We collected preprocedural 12-lead ECGs of patients who underwent TAVR at West China Hospital between March 2016 and March 2022. A hold-out testing set comprising 20% of the sample was randomly selected. We developed an AI model using a convolutional neural network, trained it using fivefold cross validation, and tested it on the hold-out testing cohort. We also developed and validated an enhanced model that included additional clinical features.

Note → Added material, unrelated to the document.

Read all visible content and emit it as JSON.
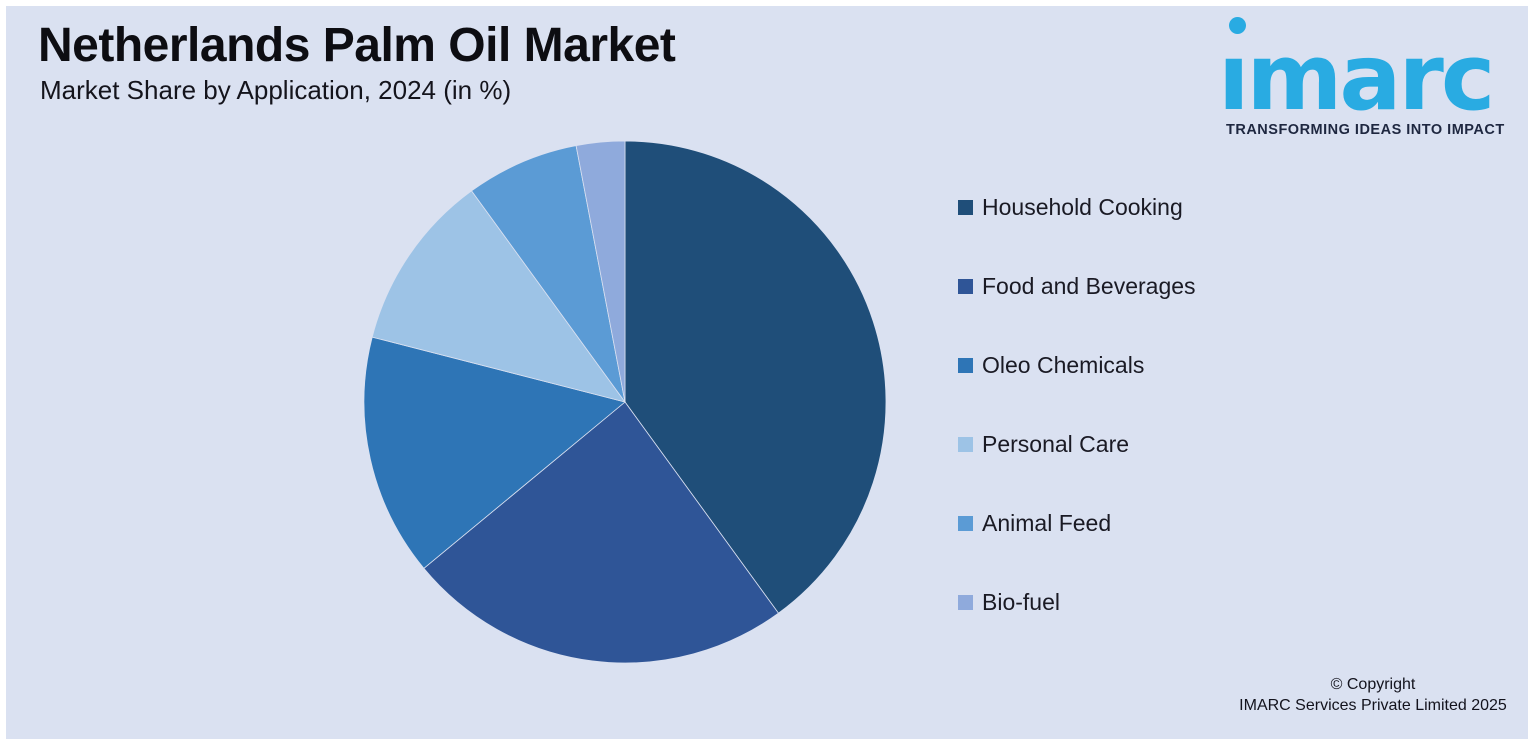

After applying exclusion criteria, we included 1354 ECGs of 718 patients in the study. The AI model predicted conduction disturbances in the hold-out testing cohort with an AUC of 0.764, accuracy of 0.743, F1 score of 0.752, sensitivity of 0.876, and specificity of 0.624, based solely on pre-procedural ECG data. The performance was better than the Emory score (AUC = 0.704), as well as the Logistic (AUC = 0.574) and XGboost (AUC = 0.520) models built with previously identified high-risk ECG patterns. After adding clinical features, there was an increase in the overall performance with an AUC of 0.779, accuracy of 0.774, F1 score of 0.776, sensitivity of 0.794, and specificity of 0.752.
AI-enhanced ECGs may offer better predictive value than traditionally defined high-risk ECG patterns.